AMBE/AMBE+2 is a patented DVSI technology. The radio manufacturer pays DVSI a licensing fee. For the end user, this has several important consequences:

• There is no full free (open-source) implementation of AMBE+2 in the public domain — a software decoder would require a license.
• Existing "open" tools for decoding DMR voice (for example, in SDR scanners) use reverse-engineered approximations or require a DVSI hardware dongle.
• The alternative vocoder Codec 2 (fully open) is used in other modes (FreeDV, M17), but by definition is not compatible with DMR ETSI.

How voice travels through the DMRhub network

In a pure DMR network, voice travels the entire path in one and the same format — encoded AMBE+2 frames.

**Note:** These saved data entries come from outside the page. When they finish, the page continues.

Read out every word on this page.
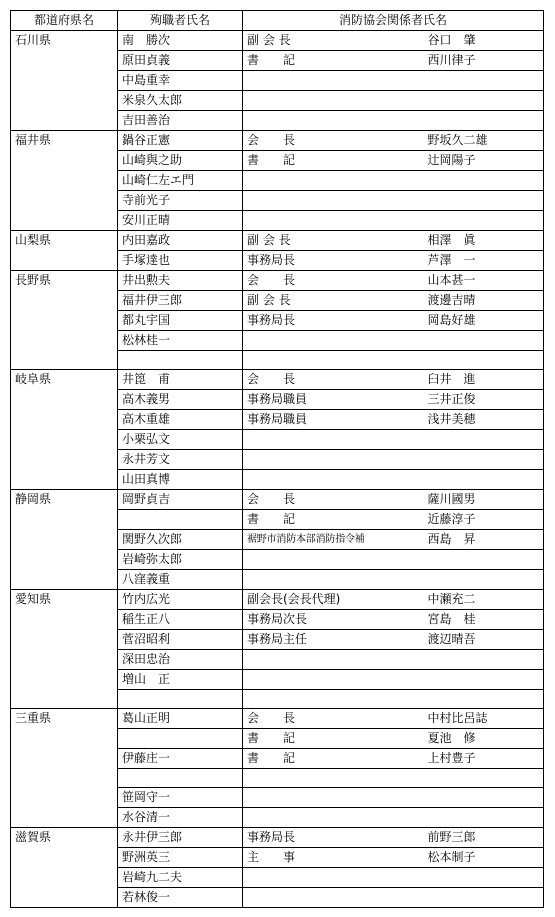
都道府県名	殉職者氏名	消防協会関係者氏名	
石川県	南　勝次	副 会 長	谷口　肇
	原田貞義	書　　記	西川律子
	中島重幸		
	米泉久太郎		
	吉田善治		
福井県	鍋谷正憲	会　　長	野坂久二雄
	山崎與之助	書　　記	辻岡陽子
	山崎仁左エ門		
	寺前光子		
	安川正晴		
山梨県	内田嘉政	副 会 長	相澤　眞
	手塚達也	事務局長	芦澤　一
長野県	井出勲夫	会　　長	山本甚一
	福井伊三郎	副 会 長	渡邊吉晴
	都丸宇国	事務局長	岡島好雄
	松林桂一		

岐阜県	井箆　甫	会　　長	臼井　進
	高木義男	事務局職員	三井正俊
	高木重雄	事務局職員	浅井美穂
	小栗弘文		
	永井芳文		
	山田真博		
静岡県	岡野貞吉	会　　長	薩川國男
		書　　記	近藤淳子
	関野久次郎	裾野市消防本部消防指令補	西島　昇
	岩崎弥太郎		
	八窪義重		
愛知県	竹内広光	副会長(会長代理)	中瀬充二
	稲生正八	事務局次長	宮島　桂
	菅沼昭利	事務局主任	渡辺晴吾
	深田忠治		
	増山　正		

三重県	葛山正明	会　　長	中村比呂誌
		書　　記	夏池　修
	伊藤庄一	書　　記	上村豊子

	笹岡守一		
	水谷清一		
滋賀県	永井伊三郎	事務局長	前野三郎
	野洲英三	主　　事	松本制子
	岩崎九二夫		
	若林俊一		
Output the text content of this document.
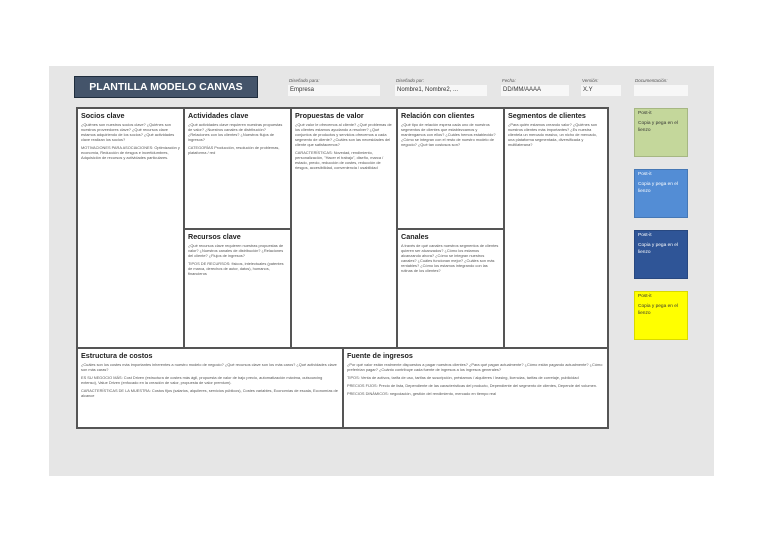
PLANTILLA MODELO CANVAS
Diseñado para:
Empresa
Diseñado por:
Nombre1, Nombre2, ...
Fecha:
DD/MM/AAAA
Versión:
X.Y
Documentación:
Socios clave

¿Quiénes son nuestros socios clave? ¿Quiénes son nuestros proveedores clave? ¿Qué recursos clave estamos adquiriendo de los socios? ¿Qué actividades clave realizan los socios?

MOTIVACIONES PARA ASOCIACIONES: Optimización y economía, Reducción de riesgos e incertidumbres, Adquisición de recursos y actividades particulares.

Actividades clave

¿Qué actividades clave requieren nuestras propuestas de valor? ¿Nuestros canales de distribución? ¿Relaciones con los clientes? ¿Nuestros flujos de ingresos?

CATEGORÍAS Producción, resolución de problemas, plataforma / red

Recursos clave

¿Qué recursos clave requieren nuestras propuestas de valor? ¿Nuestros canales de distribución? ¿Relaciones del cliente? ¿Flujos de ingresos?

TIPOS DE RECURSOS: físicos, intelectuales (patentes de marca, derechos de autor, datos), humanos, financieros

Propuestas de valor

¿Qué valor le ofrecemos al cliente? ¿Qué problemas de los clientes estamos ayudando a resolver? ¿Qué conjuntos de productos y servicios ofrecemos a cada segmento de cliente? ¿Cuáles son las necesidades del cliente que satisfacemos?

CARACTERÍSTICAS: Novedad, rendimiento, personalización, "Hacer el trabajo", diseño, marca / estado, precio, reducción de costes, reducción de riesgos, accesibilidad, conveniencia / usabilidad

Relación con clientes

¿Qué tipo de relación espera cada uno de nuestros segmentos de clientes que establezcamos y mantengamos con ellos? ¿Cuáles hemos establecido? ¿Cómo se integran con el resto de nuestro modelo de negocio? ¿Qué tan costosos son?

Canales

A través de qué canales nuestros segmentos de clientes quieren ser alcanzados? ¿Cómo los estamos alcanzando ahora? ¿Cómo se integran nuestros canales? ¿Cuáles funcionan mejor? ¿Cuáles son más rentables? ¿Cómo los estamos integrando con las rutinas de los clientes?

Segmentos de clientes

¿Para quién estamos creando valor? ¿Quiénes son nuestros clientes más importantes? ¿Es nuestra clientela un mercado masivo, un nicho de mercado, una plataforma segmentada, diversificada y multilaterana?

Estructura de costos

¿Cuáles son los costes más importantes inherentes a nuestro modelo de negocio? ¿Qué recursos clave son los más caros? ¿Qué actividades clave son más caras?

ES SU NEGOCIO MÁS: Cost Driven (estructura de costes más ágil, propuesta de valor de bajo precio, automatización máxima, outsourcing extenso), Value Driven (enfocado en la creación de valor, propuesta de valor premium).

CARACTERÍSTICAS DE LA MUESTRA: Costos fijos (salarios, alquileres, servicios públicos), Costes variables, Economías de escala, Economías de alcance

Fuente de ingresos

¿Por qué valor están realmente dispuestos a pagar nuestros clientes? ¿Para qué pagan actualmente? ¿Cómo están pagando actualmente? ¿Cómo preferirían pagar? ¿Cuánto contribuye cada fuente de ingresos a los ingresos generales?

TIPOS: Venta de activos, tarifa de uso, tarifas de suscripción, préstamos / alquileres / leasing, licencias, tarifas de corretaje, publicidad

PRECIOS FIJOS: Precio de lista, Dependiente de las características del producto, Dependiente del segmento de clientes, Depende del volumen.

PRECIOS DINÁMICOS: negociación, gestión del rendimiento, mercado en tiempo real

Post-it

Copia y pega en el lienzo

Post-it

Copia y pega en el lienzo

Post-it

Copia y pega en el lienzo

Post-it

Copia y pega en el lienzo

This is a fundamental difference from an analog repeater, which "hears" and re-emits the sound.

1. You key the PTT — the chip in the radio encodes your voice into a stream of AMBE+2 frames.
2. The frames go over the air to the MMDVM hotspot.
3. The hotspot wraps them in IP packets (the MMDVM/Homebrew protocol) and sends them to the DMRhub master server.
4. The master server relays those same packets to every subscriber on the active talkgroup.
5. The recipients' radios decode the AMBE+2 back into sound.

Along this entire path there is no transcoding. The master server acts as a switch: it routes ready-made voice frames without ever expanding them into PCM. This keeps the infrastructure lightweight — transcoding requires neither DVSI hardware chips on the server nor significant compute resources.

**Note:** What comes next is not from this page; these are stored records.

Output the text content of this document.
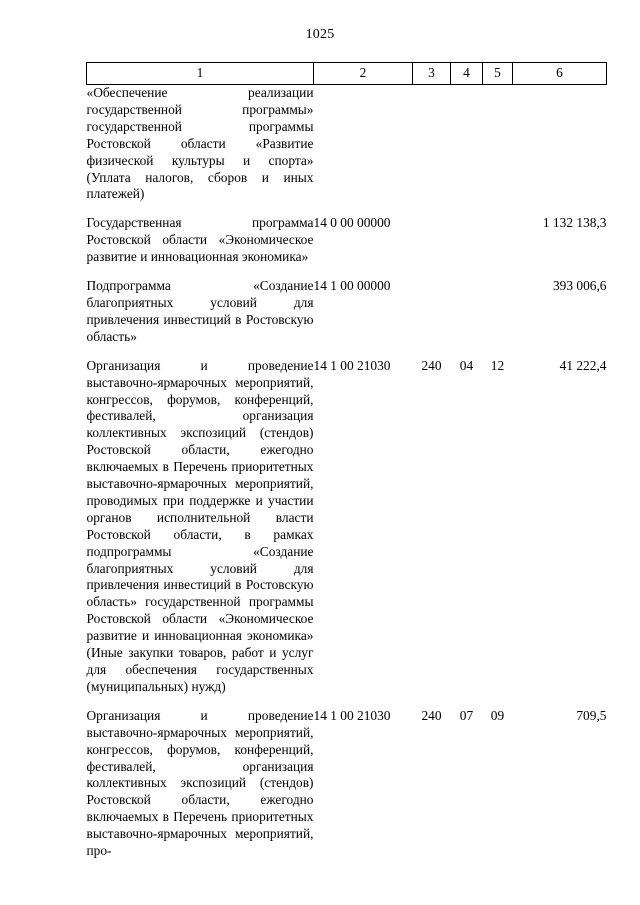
1025
1	2	3	4	5	6
«Обеспечение реализации государственной программы» государственной программы Ростовской области «Развитие физической культуры и спорта» (Уплата налогов, сборов и иных платежей)					
Государственная программа Ростовской области «Экономическое развитие и инновационная экономика»	14 0 00 00000				1 132 138,3
Подпрограмма «Создание благоприятных условий для привлечения инвестиций в Ростовскую область»	14 1 00 00000				393 006,6
Организация и проведение выставочно-ярмарочных мероприятий, конгрессов, форумов, конференций, фестивалей, организация коллективных экспозиций (стендов) Ростовской области, ежегодно включаемых в Перечень приоритетных выставочно-ярмарочных мероприятий, проводимых при поддержке и участии органов исполнительной власти Ростовской области, в рамках подпрограммы «Создание благоприятных условий для привлечения инвестиций в Ростовскую область» государственной программы Ростовской области «Экономическое развитие и инновационная экономика» (Иные закупки товаров, работ и услуг для обеспечения государственных (муниципальных) нужд)	14 1 00 21030	240	04	12	41 222,4
Организация и проведение выставочно-ярмарочных мероприятий, конгрессов, форумов, конференций, фестивалей, организация коллективных экспозиций (стендов) Ростовской области, ежегодно включаемых в Перечень приоритетных выставочно-ярмарочных мероприятий, про-	14 1 00 21030	240	07	09	709,5
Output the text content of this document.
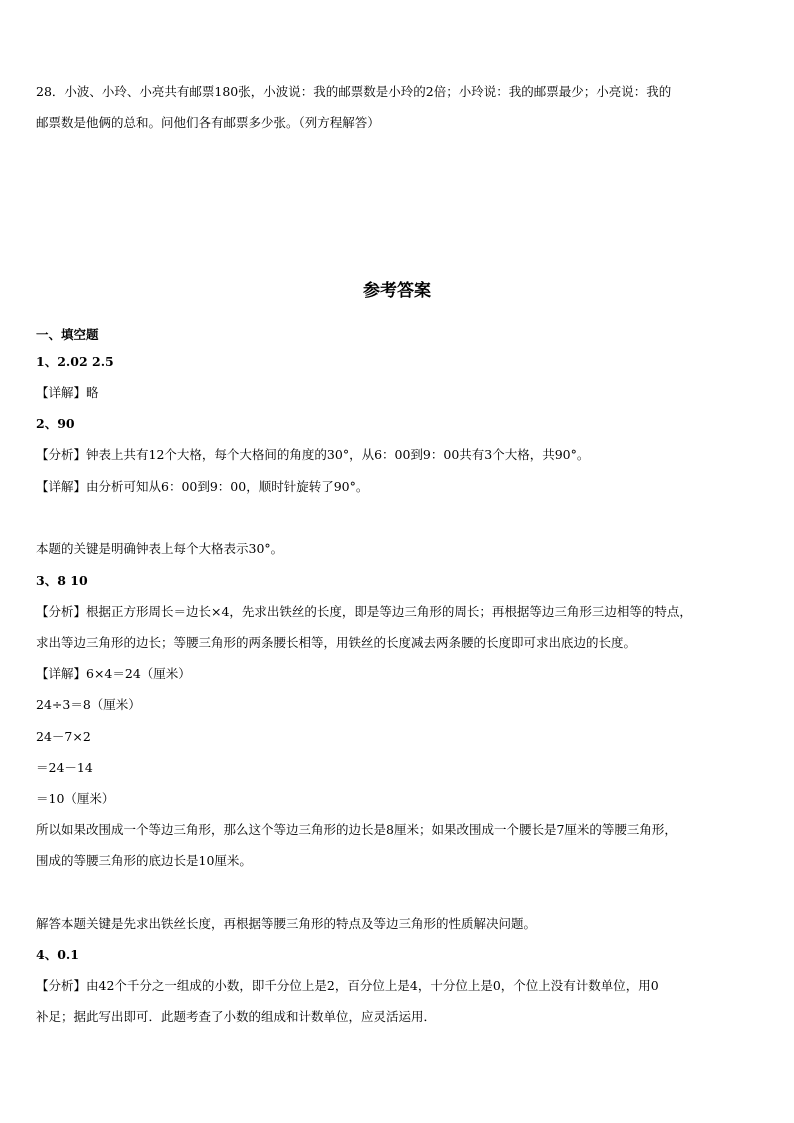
28．小波、小玲、小亮共有邮票180张，小波说：我的邮票数是小玲的2倍；小玲说：我的邮票最少；小亮说：我的
邮票数是他俩的总和。问他们各有邮票多少张。（列方程解答）
参考答案
一、填空题
1、2.02 2.5
【详解】略
2、90
【分析】钟表上共有12个大格，每个大格间的角度的30°，从6：00到9：00共有3个大格，共90°。
【详解】由分析可知从6：00到9：00，顺时针旋转了90°。
本题的关键是明确钟表上每个大格表示30°。
3、8 10
【分析】根据正方形周长＝边长×4，先求出铁丝的长度，即是等边三角形的周长；再根据等边三角形三边相等的特点，
求出等边三角形的边长；等腰三角形的两条腰长相等，用铁丝的长度减去两条腰的长度即可求出底边的长度。
【详解】6×4＝24（厘米）
24÷3＝8（厘米）
24－7×2
＝24－14
＝10（厘米）
所以如果改围成一个等边三角形，那么这个等边三角形的边长是8厘米；如果改围成一个腰长是7厘米的等腰三角形，
围成的等腰三角形的底边长是10厘米。
解答本题关键是先求出铁丝长度，再根据等腰三角形的特点及等边三角形的性质解决问题。
4、0.1
【分析】由42个千分之一组成的小数，即千分位上是2，百分位上是4，十分位上是0，个位上没有计数单位，用0
补足；据此写出即可．此题考查了小数的组成和计数单位，应灵活运用．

Transcoding: when it is needed after all

The problem arises at cross-mode gateways. D-STAR uses an older AMBE codec (without the "+2"); C4FM/YSF technically uses the same AMBE+2 but in a different "wrapper" with different signaling. If you want to link DMR and D-STAR, or DMR and YSF, "by voice," the gateway must:

• Decode the DMR AMBE+2 frames into PCM audio;
• Re-encode the PCM back into the format the other network needs.

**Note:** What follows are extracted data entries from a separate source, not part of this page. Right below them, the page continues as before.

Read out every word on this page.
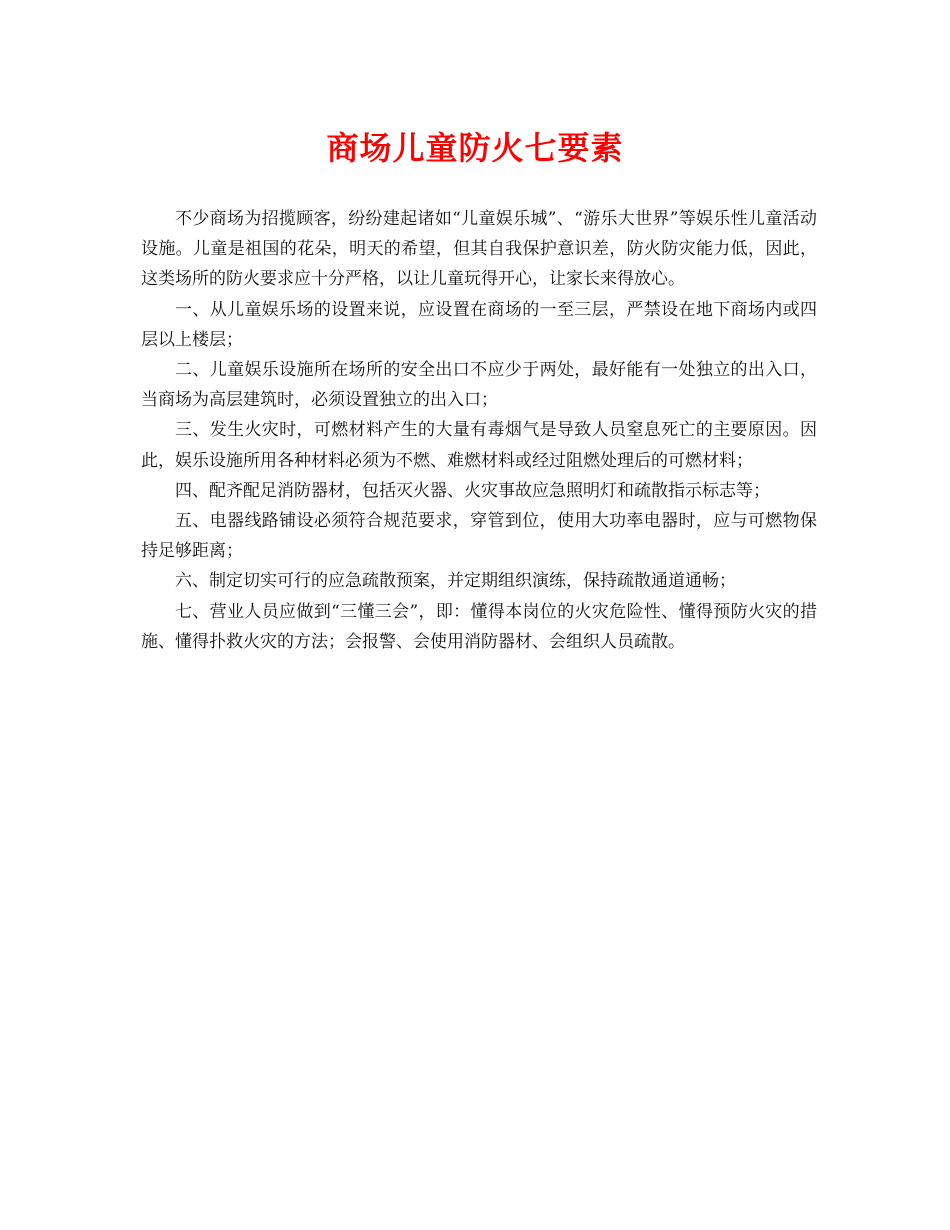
商场儿童防火七要素

不少商场为招揽顾客，纷纷建起诸如“儿童娱乐城”、“游乐大世界”等娱乐性儿童活动设施。儿童是祖国的花朵，明天的希望，但其自我保护意识差，防火防灾能力低，因此，这类场所的防火要求应十分严格，以让儿童玩得开心，让家长来得放心。

一、从儿童娱乐场的设置来说，应设置在商场的一至三层，严禁设在地下商场内或四层以上楼层；

二、儿童娱乐设施所在场所的安全出口不应少于两处，最好能有一处独立的出入口，当商场为高层建筑时，必须设置独立的出入口；

三、发生火灾时，可燃材料产生的大量有毒烟气是导致人员窒息死亡的主要原因。因此，娱乐设施所用各种材料必须为不燃、难燃材料或经过阻燃处理后的可燃材料；

四、配齐配足消防器材，包括灭火器、火灾事故应急照明灯和疏散指示标志等；

五、电器线路铺设必须符合规范要求，穿管到位，使用大功率电器时，应与可燃物保持足够距离；

六、制定切实可行的应急疏散预案，并定期组织演练，保持疏散通道通畅；

七、营业人员应做到“三懂三会”，即：懂得本岗位的火灾危险性、懂得预防火灾的措施、懂得扑救火灾的方法；会报警、会使用消防器材、会组织人员疏散。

For this, the gateway needs either a DVSI hardware USB dongle (AMBE-3000 or equivalent) or a licensed software library. This is exactly why cross-mode reflectors are a distinct class of infrastructure. In our network, which operates in the DMR standard only, no such equipment is required.

Audio quality and the limits of what's possible

AMBE+2 sounds better than its predecessor AMBE (used in D-STAR) thanks to an improved algorithm and built-in FEC. With a BER below about 2–3%, the quality stays stable and intelligible. Under heavy errors the vocoder masks the damaged frames — you hear a "blub-blub" or a brief dropout, after which speech recovers.

A fundamental limitation of a parametric vocoder: it is optimized for human speech. Music, whistles and strong microphone interference come through AMBE+2 sounding recognizably "synthetic" — the algorithm models the vocal tract, not an arbitrary sound signal.